Shift to Online Bond Trading Will Take Time

Electronic fixed-income trading venues remain a small part of the U.S. market, partly because regulators haven’t mandated them, says Tradeweb’s Lee Olesky.


The big stick of legislation has forced derivatives to trade more openly and electronically. As dealers pull back from the market and fixed-income liquidity tightens, could bonds be next?

Few paid much attention early this month when MTS Group, owned by the London Stock Exchange, acquired, an upstart U.S. electronic bond trading platform. Launched by the Italian Treasury in 1988 and privatized to a group of federated banks before its 2007 absorption into the LSE, MTS is the oldest electronic bond trading venue in Europe and remains one of its most active, executing more than $100 billion in trades per day.

“It’s a natural extension for us; there are plenty of Europeans interested in U.S. fixed income and plenty of Americans interested in European flow,” says Mark Monahan, chief executive of MTS’s new U.S. subsidiary, adding that the company will also expand its buy-side-focused government bond trading platform, BondVision, into the U.S. “We want to be the natural connection and consolidation point between the two.”

Nearly half of U.S. government bond trading takes place online, according to Greenwich Associates, a Stamford, Connecticut–based research firm. Electronic fixed-income trading beyond Treasuries is far less active: Just 8 percent of U.S. investment-grade corporate bonds trade online, and volume is similarly low in municipal bonds.
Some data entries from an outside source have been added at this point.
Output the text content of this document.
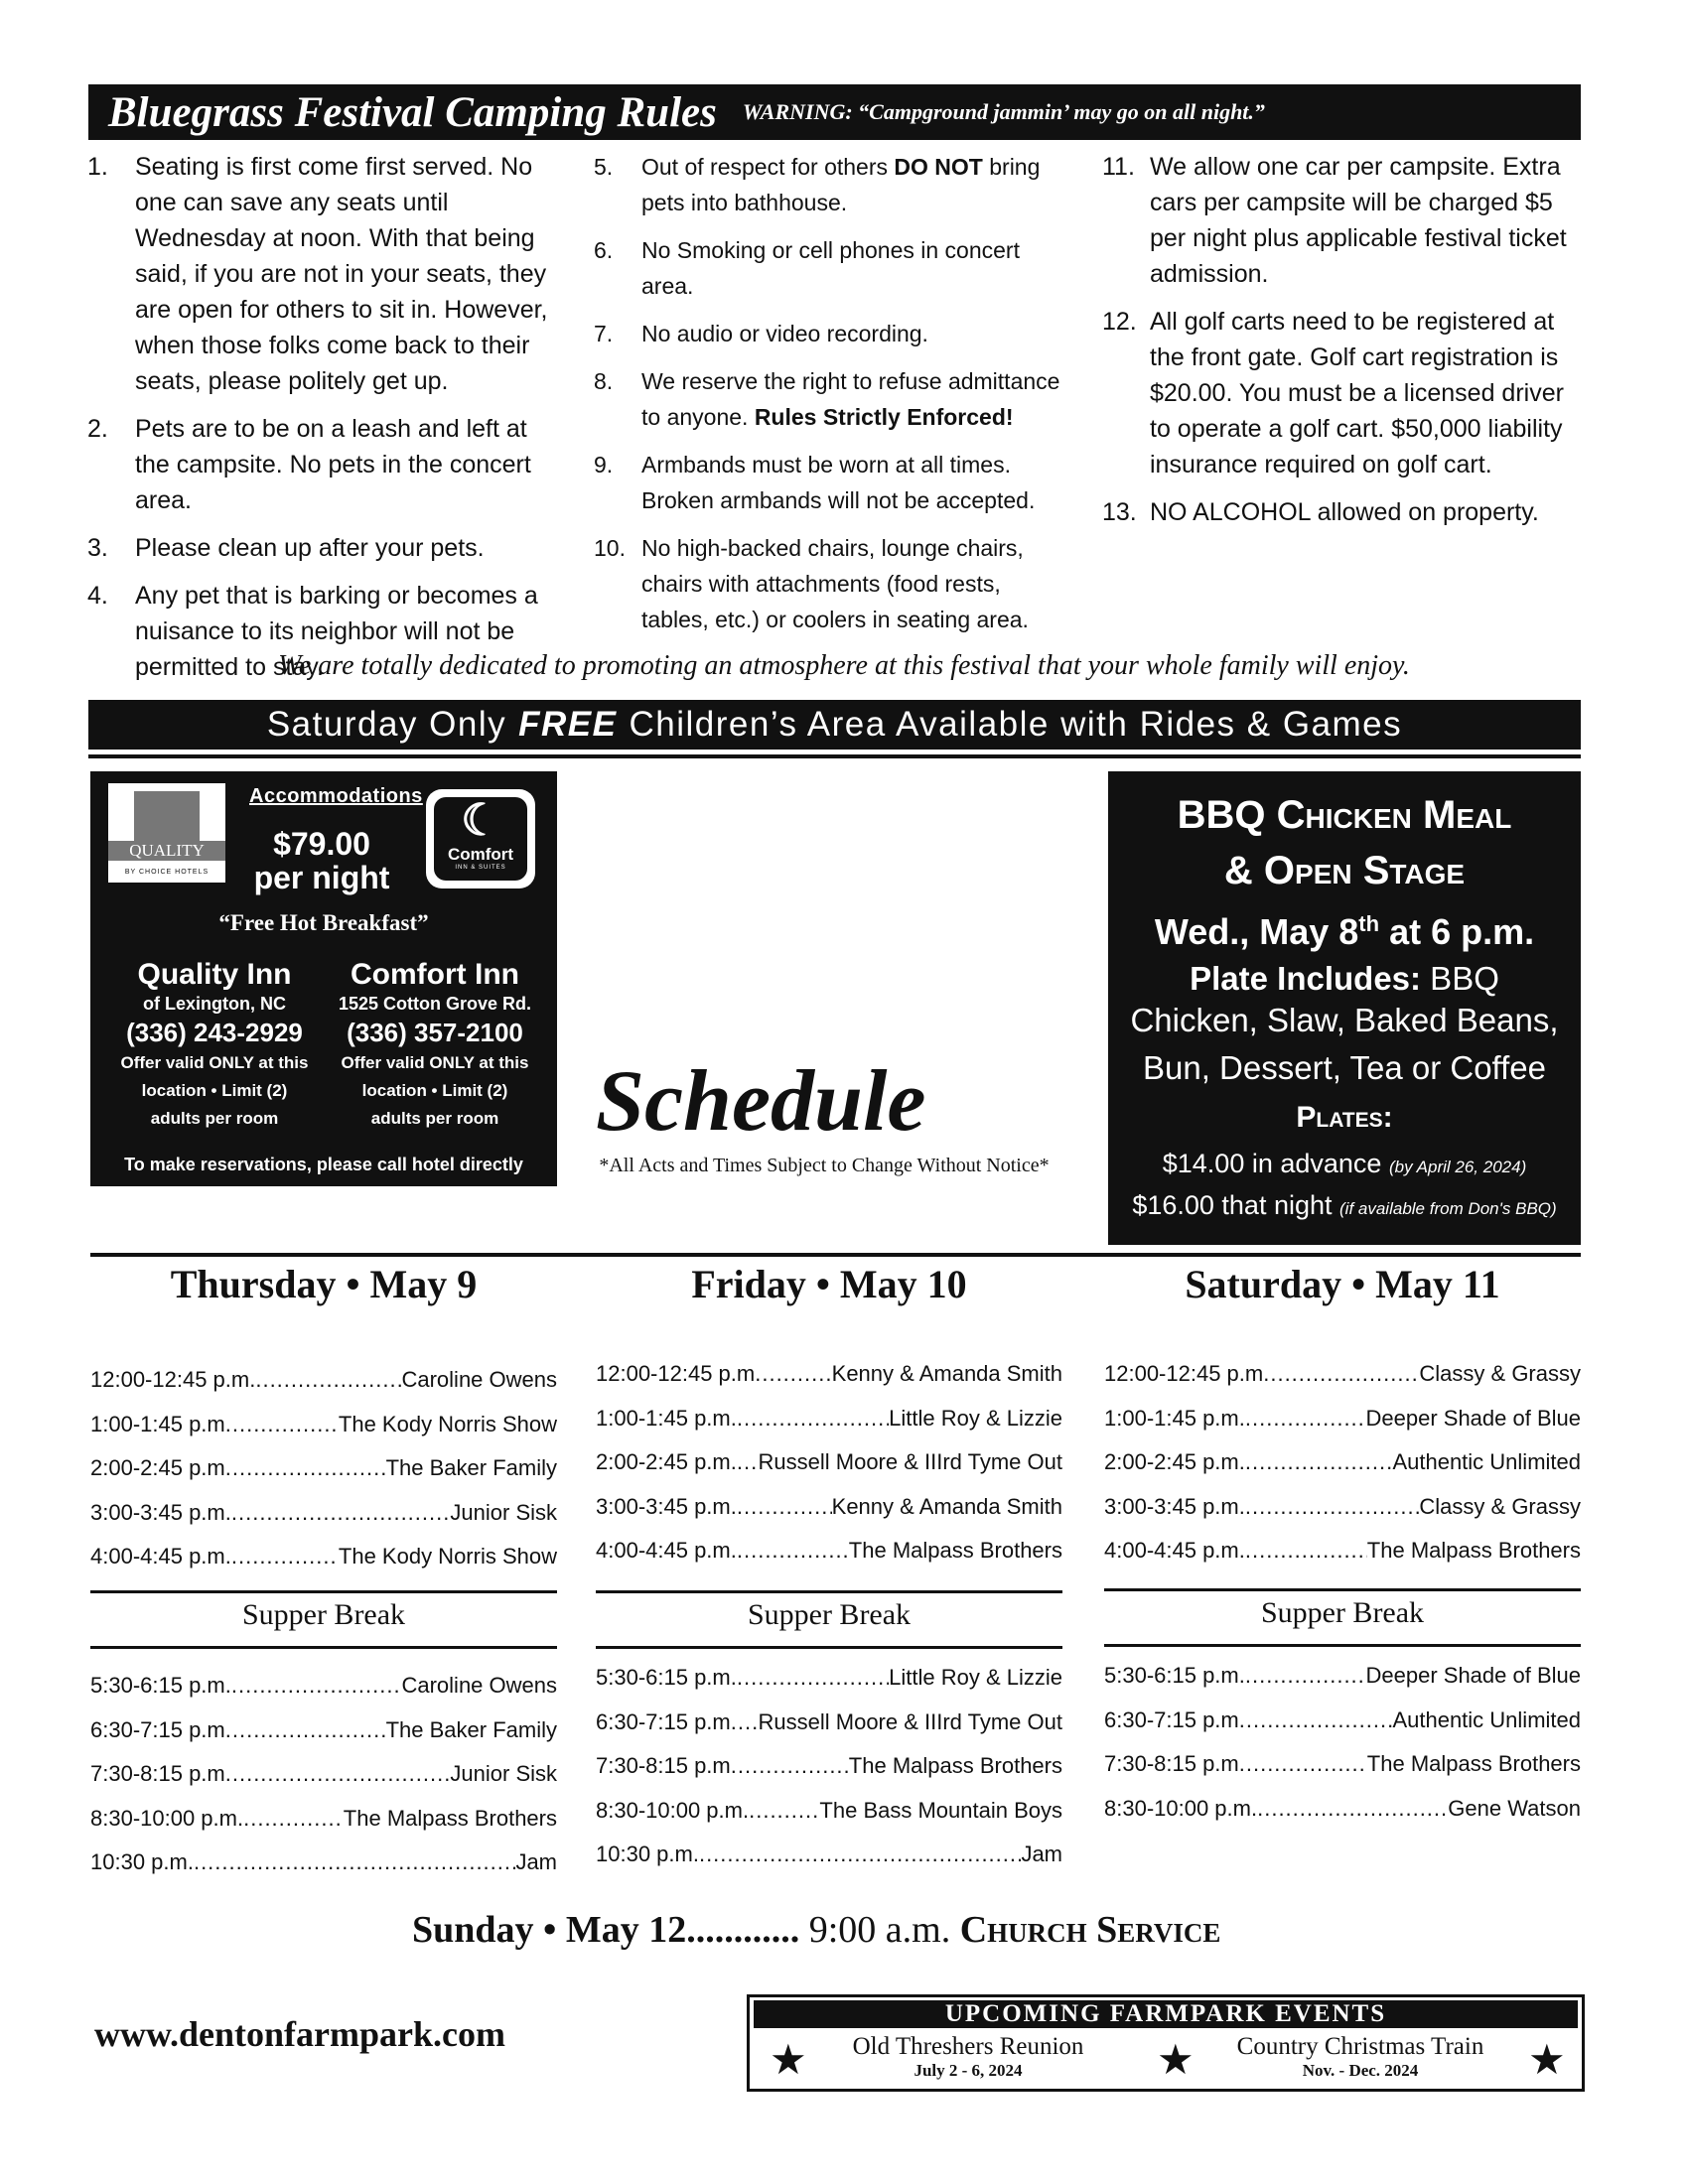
Bluegrass Festival Camping Rules WARNING: “Campground jammin’ may go on all night.”
1.	Seating is first come first served. No one can save any seats until Wednesday at noon. With that being said, if you are not in your seats, they are open for others to sit in. However, when those folks come back to their seats, please politely get up.
2.	Pets are to be on a leash and left at the campsite. No pets in the concert area.
3.	Please clean up after your pets.
4.	Any pet that is barking or becomes a nuisance to its neighbor will not be permitted to stay.
5.	Out of respect for others DO NOT bring pets into bathhouse.
6.	No Smoking or cell phones in concert area.
7.	No audio or video recording.
8.	We reserve the right to refuse admittance to anyone. Rules Strictly Enforced!
9.	Armbands must be worn at all times. Broken armbands will not be accepted.
10. No high-backed chairs, lounge chairs, chairs with attachments (food rests, tables, etc.) or coolers in seating area.
11. We allow one car per campsite. Extra cars per campsite will be charged $5 per night plus applicable festival ticket admission.
12. All golf carts need to be registered at the front gate. Golf cart registration is $20.00. You must be a licensed driver to operate a golf cart. $50,000 liability insurance required on golf cart.
13. NO ALCOHOL allowed on property.
We are totally dedicated to promoting an atmosphere at this festival that your whole family will enjoy.
Saturday Only FREE Children’s Area Available with Rides & Games
QUALITY
BY CHOICE HOTELS
Accommodations
$79.00
per night
☾
Comfort
INN & SUITES
“Free Hot Breakfast”
Quality Inn
of Lexington, NC
(336) 243-2929
Offer valid ONLY at this
location • Limit (2)
adults per room
Comfort Inn
1525 Cotton Grove Rd.
(336) 357-2100
Offer valid ONLY at this
location • Limit (2)
adults per room
To make reservations, please call hotel directly
Schedule
*All Acts and Times Subject to Change Without Notice*
BBQ Chicken Meal
& Open Stage
Wed., May 8th at 6 p.m.
Plate Includes: BBQ
Chicken, Slaw, Baked Beans,
Bun, Dessert, Tea or Coffee
Plates:
$14.00 in advance (by April 26, 2024)
$16.00 that night (if available from Don's BBQ)
Thursday • May 9
12:00-12:45 p.m. .....	Caroline Owens
1:00-1:45 p.m .....	The Kody Norris Show
2:00-2:45 p.m .....	The Baker Family
3:00-3:45 p.m. .....	Junior Sisk
4:00-4:45 p.m. .....	The Kody Norris Show
Supper Break
5:30-6:15 p.m. .....	Caroline Owens
6:30-7:15 p.m .....	The Baker Family
7:30-8:15 p.m .....	Junior Sisk
8:30-10:00 p.m. .....	The Malpass Brothers
10:30 p.m. .....	Jam
Friday • May 10
12:00-12:45 p.m .....	Kenny & Amanda Smith
1:00-1:45 p.m. .....	Little Roy & Lizzie
2:00-2:45 p.m. ..... Russell Moore & IIIrd Tyme Out
3:00-3:45 p.m. .....	Kenny & Amanda Smith
4:00-4:45 p.m. .....	The Malpass Brothers
Supper Break
5:30-6:15 p.m. .....	Little Roy & Lizzie
6:30-7:15 p.m ..... Russell Moore & IIIrd Tyme Out
7:30-8:15 p.m .....	The Malpass Brothers
8:30-10:00 p.m. .....	The Bass Mountain Boys
10:30 p.m. .....	Jam
Saturday • May 11
12:00-12:45 p.m .....	Classy & Grassy
1:00-1:45 p.m. .....	Deeper Shade of Blue
2:00-2:45 p.m. .....	Authentic Unlimited
3:00-3:45 p.m. .....	Classy & Grassy
4:00-4:45 p.m. .....	The Malpass Brothers
Supper Break
5:30-6:15 p.m. .....	Deeper Shade of Blue
6:30-7:15 p.m .....	Authentic Unlimited
7:30-8:15 p.m .....	The Malpass Brothers
8:30-10:00 p.m. .....	Gene Watson
Sunday • May 12............ 9:00 a.m. Church Service
www.dentonfarmpark.com
UPCOMING FARMPARK EVENTS
★	Old Threshers Reunion
July 2 - 6, 2024	★	Country Christmas Train
Nov. - Dec. 2024	★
The expansion of an established electronic venue like MTS across the pond is a potentially significant step toward greater electronification of the U.S. fixed-income market.
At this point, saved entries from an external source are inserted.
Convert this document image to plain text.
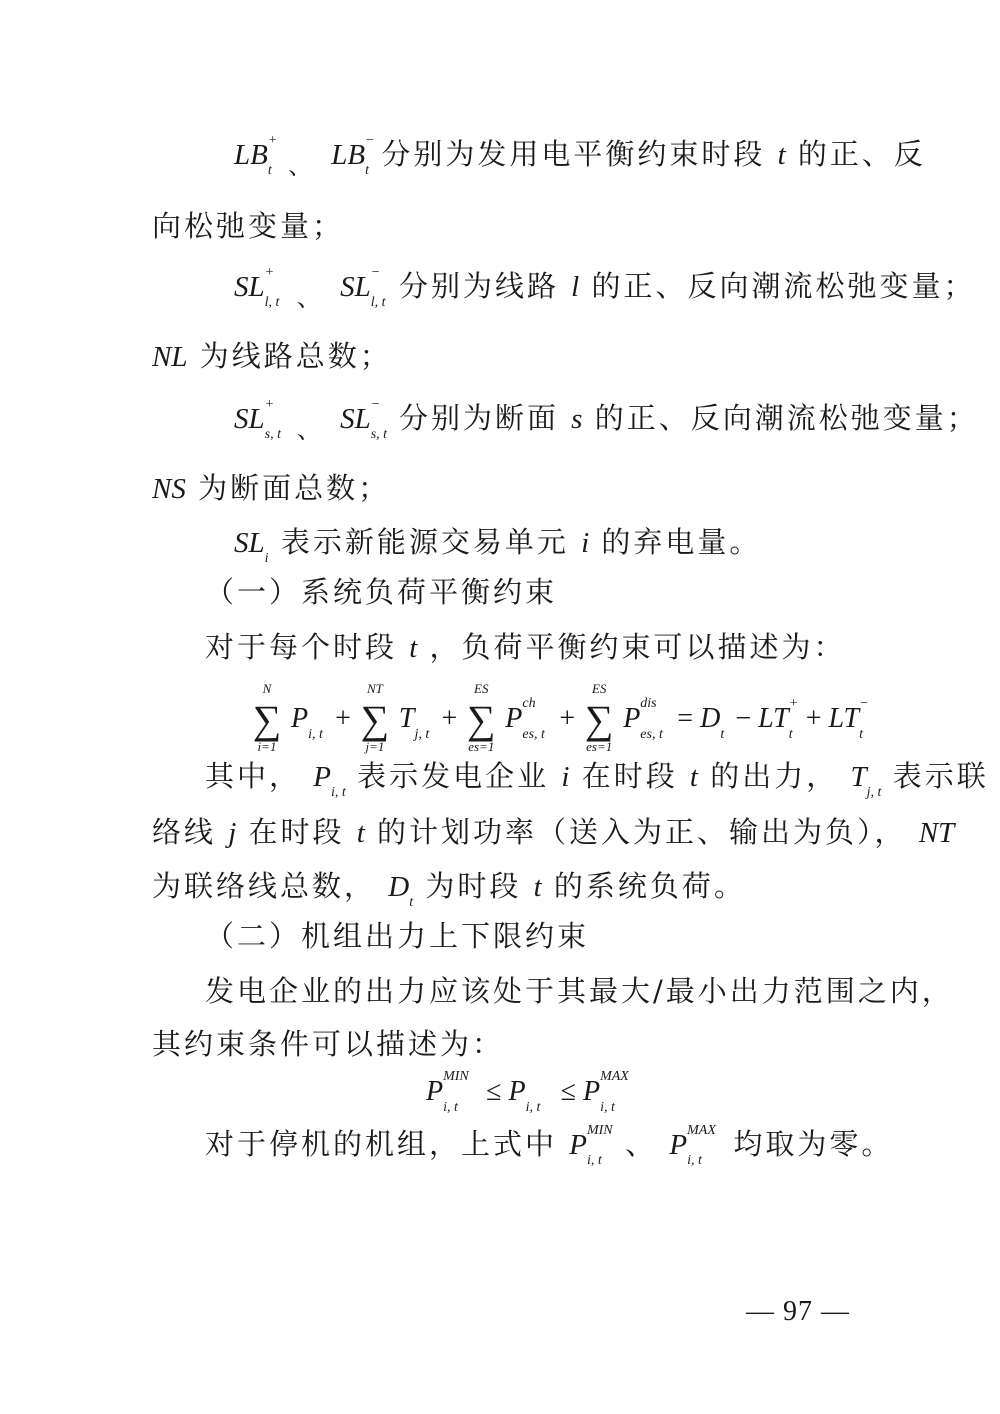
LB +
t $_、$ LB −
t 分别为发用电平衡约束时段 t 的正、反
向松弛变量；
SL +
l, t $_、$ SL −
l, t 分别为线路 l 的正、反向潮流松弛变量；
NL 为线路总数；
SL +
s, t $_、$ SL −
s, t 分别为断面 s 的正、反向潮流松弛变量；
NS 为断面总数；
SL i 表示新能源交易单元 i 的弃电量。
（一）系统负荷平衡约束
对于每个时段 t ，负荷平衡约束可以描述为：
N
∑
i=1
P
i, t
+
NT
∑
j=1
T
j, t
+
ES
∑
es=1
P ch
es, t
+
ES
∑
es=1
P dis
es, t
= D
t
− LT +
t
+ LT −
t
其中， P i, t 表示发电企业 i 在时段 t 的出力， T j, t 表示联
络线 j 在时段 t 的计划功率（送入为正、输出为负）， NT
为联络线总数， D t 为时段 t 的系统负荷。
（二）机组出力上下限约束
发电企业的出力应该处于其最大/最小出力范围之内，
其约束条件可以描述为：
P MIN
i, t
≤ P
i, t
≤ P MAX
i, t
对于停机的机组，上式中 P MIN
i, t 、 P MAX
i, t 均取为零。
— 97 —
Fixed income has historically been a voice-dominated, relationship-driven market, but thanks to new Basel III capital requirements, many of the dealer banks that have driven volume are scaling back. This has created an opening for electronic trading venues to pick up the slack. But liquidity isn’t so tight that market participants comfortable with the old OTC model are looking to embrace electronification more wholeheartedly, argues David Easthope, a San Francisco–based securities analyst with consulting firm Celent.
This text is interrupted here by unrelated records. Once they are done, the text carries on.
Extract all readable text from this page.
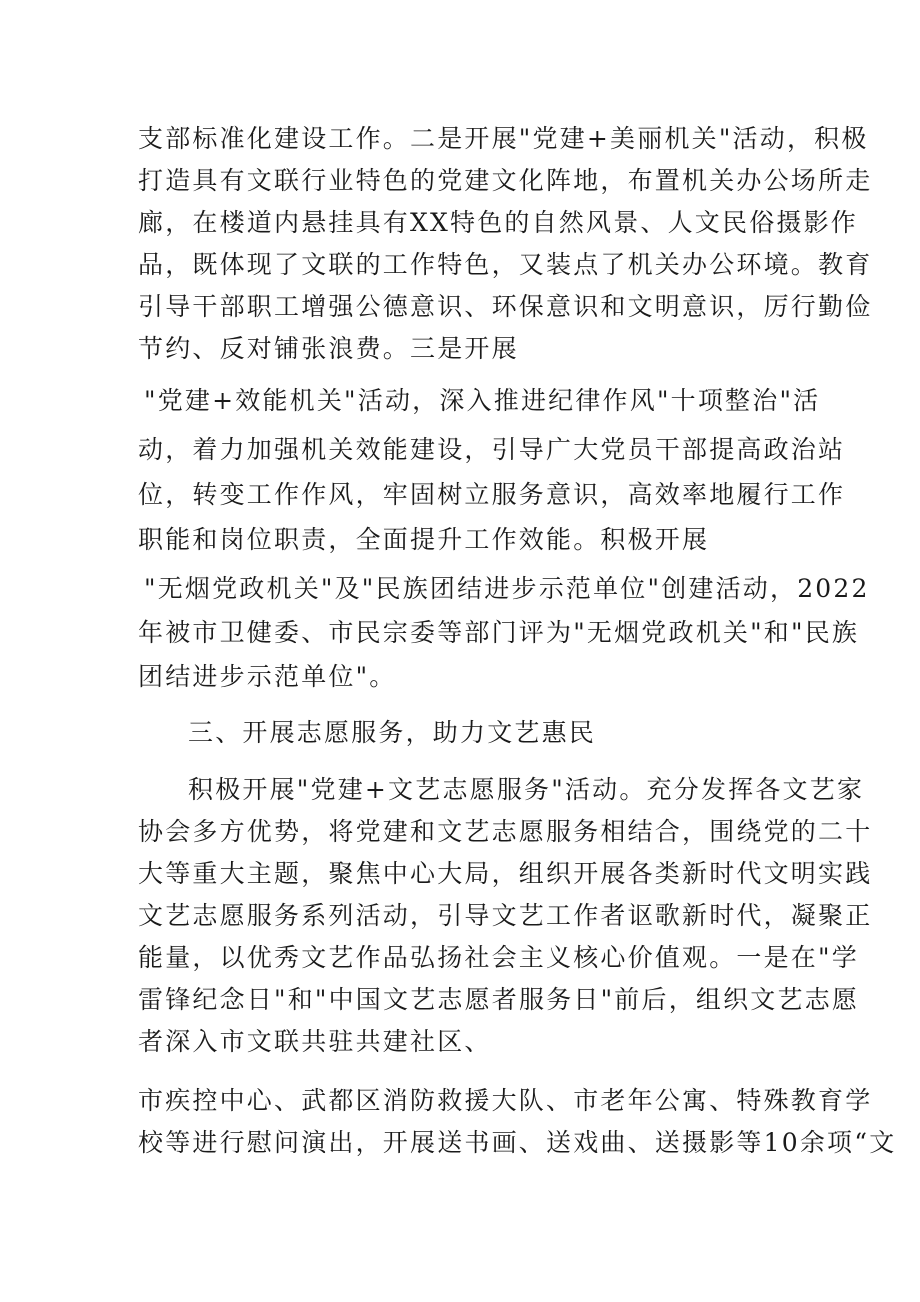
支部标准化建设工作。二是开展"党建+美丽机关"活动，积极
打造具有文联行业特色的党建文化阵地，布置机关办公场所走
廊，在楼道内悬挂具有XX特色的自然风景、人文民俗摄影作
品，既体现了文联的工作特色，又装点了机关办公环境。教育
引导干部职工增强公德意识、环保意识和文明意识，厉行勤俭
节约、反对铺张浪费。三是开展
"党建+效能机关"活动，深入推进纪律作风"十项整治"活
动，着力加强机关效能建设，引导广大党员干部提高政治站
位，转变工作作风，牢固树立服务意识，高效率地履行工作
职能和岗位职责，全面提升工作效能。积极开展
"无烟党政机关"及"民族团结进步示范单位"创建活动，2022
年被市卫健委、市民宗委等部门评为"无烟党政机关"和"民族
团结进步示范单位"。
三、开展志愿服务，助力文艺惠民
积极开展"党建+文艺志愿服务"活动。充分发挥各文艺家
协会多方优势，将党建和文艺志愿服务相结合，围绕党的二十
大等重大主题，聚焦中心大局，组织开展各类新时代文明实践
文艺志愿服务系列活动，引导文艺工作者讴歌新时代，凝聚正
能量，以优秀文艺作品弘扬社会主义核心价值观。一是在"学
雷锋纪念日"和"中国文艺志愿者服务日"前后，组织文艺志愿
者深入市文联共驻共建社区、
市疾控中心、武都区消防救援大队、市老年公寓、特殊教育学
校等进行慰问演出，开展送书画、送戏曲、送摄影等10余项“文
“It’s a slower evolution because there’s no regulatory mandate” to compel the fixed-income market to go electronic, says Lee Olesky, CEO of New York–based Tradeweb Markets, which handles more than 50 percent of electronic trading in U.S. government bonds and bought retail bond trading platform BondDesk Group last September. As trading firms’ technological sophistication increases and it becomes possible to replicate in an electronic environment the anonymity of traditional fixed-income trading, Olesky adds, “you’ll see more of the market making the shift.” That day is still a long way off, but by offering market participants more choice, the arrival of MTS in the U.S. “may push it a little closer,” Easthope says.